If human nature were not base, but thoroughly honourable, we should in every debate have no other aim than the discovery of truth; we should not in the least care whether the truth proved to be in favour of the opinion which we had begun by expressing, or of the opinion of our adversary. That we should regard as a matter of no moment, or, at any rate, of very secondary consequence; but, as things are, it is the main concern. Our innate vanity, which is particularly sensitive in reference to our intellectual powers, will not suffer us to allow that our first position was wrong and our adversary’s right. The way out of this difficulty would be simply to take the trouble always to form a correct judgment. For this a man would have to think before he spoke.
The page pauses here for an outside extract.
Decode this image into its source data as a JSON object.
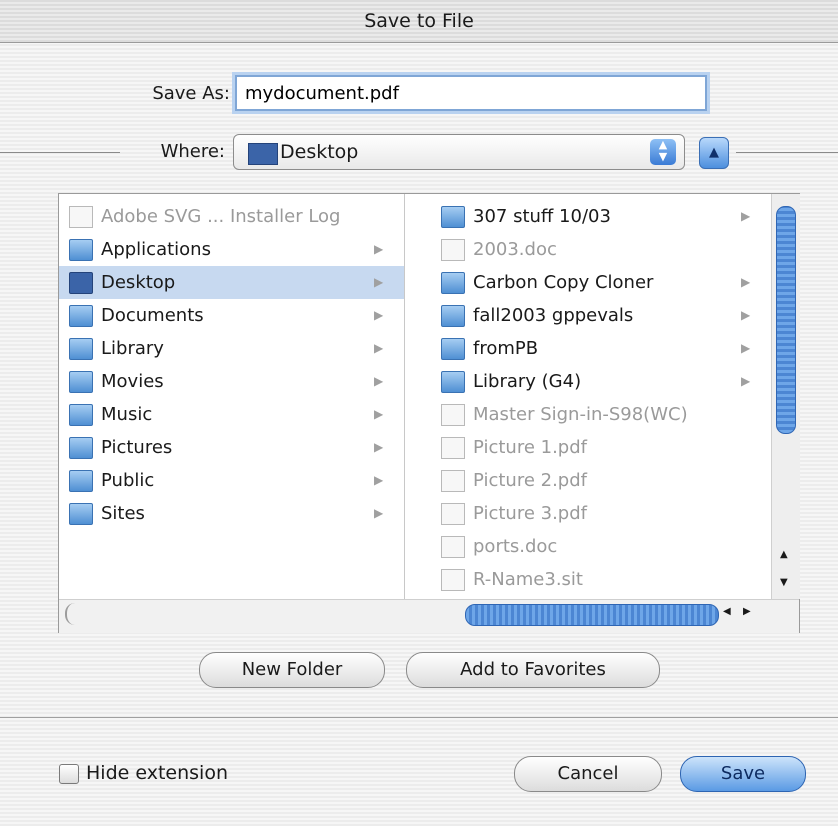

But, with most men, innate vanity is accompanied by loquacity and innate dishonesty. They speak before they think; and even though they may afterwards perceive that they are wrong, and that what they assert is false, they want it to seem the contrary. The interest in truth, which may be presumed to have been their only motive when they stated the proposition alleged to be true, now gives way to the interests of vanity: and so, for the sake of vanity, what is true must seem false, and what is false must seem true.

This is a tendency I regularly examine myself for and at times find myself wanting.

So, in conclusion, I find my public persona doesn’t fit with ITL’s ‘direction of travel’. Charitably we could infer from this that they would rather forego making money than working with someone whose beliefs differ. Maybe that’s honourable? But I just don’t know whether a different ideological standpoint is grounds for sacking – is it just code for ‘we don’t like you’? Maybe we could have reached a rapprochement? As Michael Corleone said in the Godfather, something to be said for “keeping your friends close and your enemies closer”? Who can say. But I do admit all this comes as something of a relief. It’s like I’ve been holding my breath or clenching my jaw and can finally relax.

I wish my friends at ITL the very best and if I’ve had a negative effect on their livelihoods by criticising something they hold dear then I’m genuinely sorry. I’d like to believe though that I’ve only criticised ideas and never those who hold them.